Depósito de bienes propios y compartidos, virtudes, esfuerzo, salud, daño, odio, suciedad, sed, amor, veneno, prejuicios, sueños, gustos, creencias, sabidurías, talento, ansiedad, generosidad, crueldad, compasión, con pasión, y con estas y otras pasiones en tensión que dan movimiento a la convivencia cotidiana de sus habitantes en el territorio. Seres individuales que suman la construcción de un monstruoso ser colectivo.
¿Cómo se ama a la ciudad? Una ciudad no tiene que ser grande, opulenta, hermosa ni bella para ser amada. La ciudad se transita y al mismo tiempo le permites que te conozca al recorrerla, sentirla, habitarla. O nos ata la raíz o nos ata la rama, que no volteamos a ver, y le adjudicamos artificios, el afecto surge cuando nos conocemos, no cuando nos gustamos.
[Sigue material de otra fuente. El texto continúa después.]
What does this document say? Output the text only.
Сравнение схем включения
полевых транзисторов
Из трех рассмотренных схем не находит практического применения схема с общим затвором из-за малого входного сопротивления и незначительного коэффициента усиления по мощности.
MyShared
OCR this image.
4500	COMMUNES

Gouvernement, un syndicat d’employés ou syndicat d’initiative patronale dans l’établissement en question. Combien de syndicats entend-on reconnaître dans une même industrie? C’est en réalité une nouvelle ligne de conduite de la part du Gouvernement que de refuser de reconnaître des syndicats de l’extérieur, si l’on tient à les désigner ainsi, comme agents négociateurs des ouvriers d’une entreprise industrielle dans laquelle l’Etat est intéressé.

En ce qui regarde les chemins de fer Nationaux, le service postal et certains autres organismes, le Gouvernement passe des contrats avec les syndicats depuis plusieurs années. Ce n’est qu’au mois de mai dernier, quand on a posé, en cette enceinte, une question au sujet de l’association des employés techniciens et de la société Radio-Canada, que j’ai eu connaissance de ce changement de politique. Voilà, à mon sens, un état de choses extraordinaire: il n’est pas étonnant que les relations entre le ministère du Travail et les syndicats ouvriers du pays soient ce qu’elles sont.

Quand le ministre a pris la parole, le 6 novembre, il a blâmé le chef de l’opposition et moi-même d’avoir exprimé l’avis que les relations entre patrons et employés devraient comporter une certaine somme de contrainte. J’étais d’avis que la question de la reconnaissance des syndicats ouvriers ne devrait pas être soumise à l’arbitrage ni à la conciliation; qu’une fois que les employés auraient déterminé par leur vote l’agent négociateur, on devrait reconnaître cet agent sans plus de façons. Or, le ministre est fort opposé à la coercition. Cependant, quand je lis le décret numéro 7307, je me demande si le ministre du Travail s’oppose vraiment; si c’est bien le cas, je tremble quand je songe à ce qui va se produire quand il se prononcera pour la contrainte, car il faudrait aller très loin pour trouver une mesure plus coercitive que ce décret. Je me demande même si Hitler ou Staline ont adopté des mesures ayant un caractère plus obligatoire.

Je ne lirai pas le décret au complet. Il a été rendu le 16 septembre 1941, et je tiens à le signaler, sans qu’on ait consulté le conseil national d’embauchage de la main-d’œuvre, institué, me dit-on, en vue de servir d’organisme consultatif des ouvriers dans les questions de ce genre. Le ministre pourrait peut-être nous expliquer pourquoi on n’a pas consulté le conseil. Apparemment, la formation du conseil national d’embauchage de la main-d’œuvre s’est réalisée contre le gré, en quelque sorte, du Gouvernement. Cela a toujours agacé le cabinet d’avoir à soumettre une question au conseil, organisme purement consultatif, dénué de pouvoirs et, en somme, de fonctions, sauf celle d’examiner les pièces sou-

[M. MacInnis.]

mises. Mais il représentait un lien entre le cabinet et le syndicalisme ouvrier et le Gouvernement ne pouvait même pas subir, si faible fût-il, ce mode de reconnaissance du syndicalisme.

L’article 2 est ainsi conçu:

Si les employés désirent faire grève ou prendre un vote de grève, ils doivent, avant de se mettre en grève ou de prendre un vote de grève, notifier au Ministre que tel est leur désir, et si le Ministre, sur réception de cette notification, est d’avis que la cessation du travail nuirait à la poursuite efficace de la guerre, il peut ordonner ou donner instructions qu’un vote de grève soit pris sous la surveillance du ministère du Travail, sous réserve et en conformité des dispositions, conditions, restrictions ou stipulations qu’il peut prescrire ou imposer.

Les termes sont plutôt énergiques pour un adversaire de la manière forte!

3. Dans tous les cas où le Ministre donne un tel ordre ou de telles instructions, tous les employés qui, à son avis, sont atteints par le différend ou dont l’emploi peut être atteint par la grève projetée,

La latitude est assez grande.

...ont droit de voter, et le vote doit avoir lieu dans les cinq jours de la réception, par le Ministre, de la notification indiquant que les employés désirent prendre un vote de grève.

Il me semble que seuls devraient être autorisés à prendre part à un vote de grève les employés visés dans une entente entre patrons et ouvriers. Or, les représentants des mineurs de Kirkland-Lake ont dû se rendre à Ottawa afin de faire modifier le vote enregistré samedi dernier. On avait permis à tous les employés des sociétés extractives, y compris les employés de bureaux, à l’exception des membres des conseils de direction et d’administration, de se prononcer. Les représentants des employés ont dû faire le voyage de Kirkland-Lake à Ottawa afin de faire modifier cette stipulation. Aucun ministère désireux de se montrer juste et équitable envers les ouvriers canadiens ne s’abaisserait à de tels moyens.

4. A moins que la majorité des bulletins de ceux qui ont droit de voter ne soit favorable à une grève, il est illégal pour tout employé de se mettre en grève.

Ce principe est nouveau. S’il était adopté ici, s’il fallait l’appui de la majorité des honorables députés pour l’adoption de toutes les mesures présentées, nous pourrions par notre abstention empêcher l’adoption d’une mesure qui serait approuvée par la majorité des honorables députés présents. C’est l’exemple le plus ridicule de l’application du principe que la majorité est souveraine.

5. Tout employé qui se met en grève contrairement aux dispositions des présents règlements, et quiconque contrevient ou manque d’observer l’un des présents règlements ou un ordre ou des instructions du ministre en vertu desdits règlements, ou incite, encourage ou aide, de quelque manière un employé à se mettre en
El silencioso y secreto apego, o romance con la ciudad en la (o en las) que depositamos nuestra querencia nos compromete y nos pone a sus expensas, pienso en las ciudades que envenenan a sus habitantes, o en las que el crimen y la impunidad les controla por el miedo, pienso en las que se nutren de muerte, como las que cuentan con industrias ganaderas y de procesamiento de alimentos derivados de la carne, o practican espectáculos de sacrificios o tortura de animales (los gallos, la charrería, etc.), o la curtiduría que momifica pieles . Las hay que clasifican a sus habitantes y los agrupan en castas, otras propician vialidades en que circulan vehículos y descuidan la seguridad de peatones y ciclistas, quienes son víctimas del desdén. Geografías con la piel adolorida, regiones donde la tierra y dice los nombres de sus hijas e hijos asesinados jóvenes que son incrustados bajo su piel-suelo en tumbas clandestinas, ciudades en que desaparecen sus habitantes sin dejar huellas.
Ciudades amadas por sus hijos y habitantes recibidos, generosas, que nutren de orgullo a sus pobladores, que crecen con su trabajo e impulso, ejemplos para otros poblados, o vergüenzas para otros, que se comparan por su tamaño, su riqueza, su hermosura, por la felicidad y otros placeres que provocan a quienes las visita o las habita.
Insuficientemente conocidas, sembradas de construcciones que nacen viven y mueren para dejar paso a otras, surcadas por caminos reales, ríos, curvas de nivel, rastros de antiguas parcelas o de montículos dejados, encargados por habitantes ancestrales, itinerantes de antiguos poblados, retrasadas por vialidades. Ciudades en que germinan atracciones para satisfacer necesidades efímeras creadas como herramientas de persuasión, parques nuevos con propuestas estéticas que las enriquecen, parques viejos como cicatrices, en que mueren viejas percepciones de lo público, dinámicas de cambio de piel, de serpiente, o en ocasiones de metamorfosis, de crisálidas a mariposas, etapas todas efímeras, y en medio, a expensas tu y yo, a veces gozándola, a veces sufriéndola en este incomprensible amor a la ciudad en la que nos ha tocado vivir nuestras vidas, ciudades en las que nos convertiremos en polvo para recorrer, en el viento sus caminos el día que dejemos de ser recordados.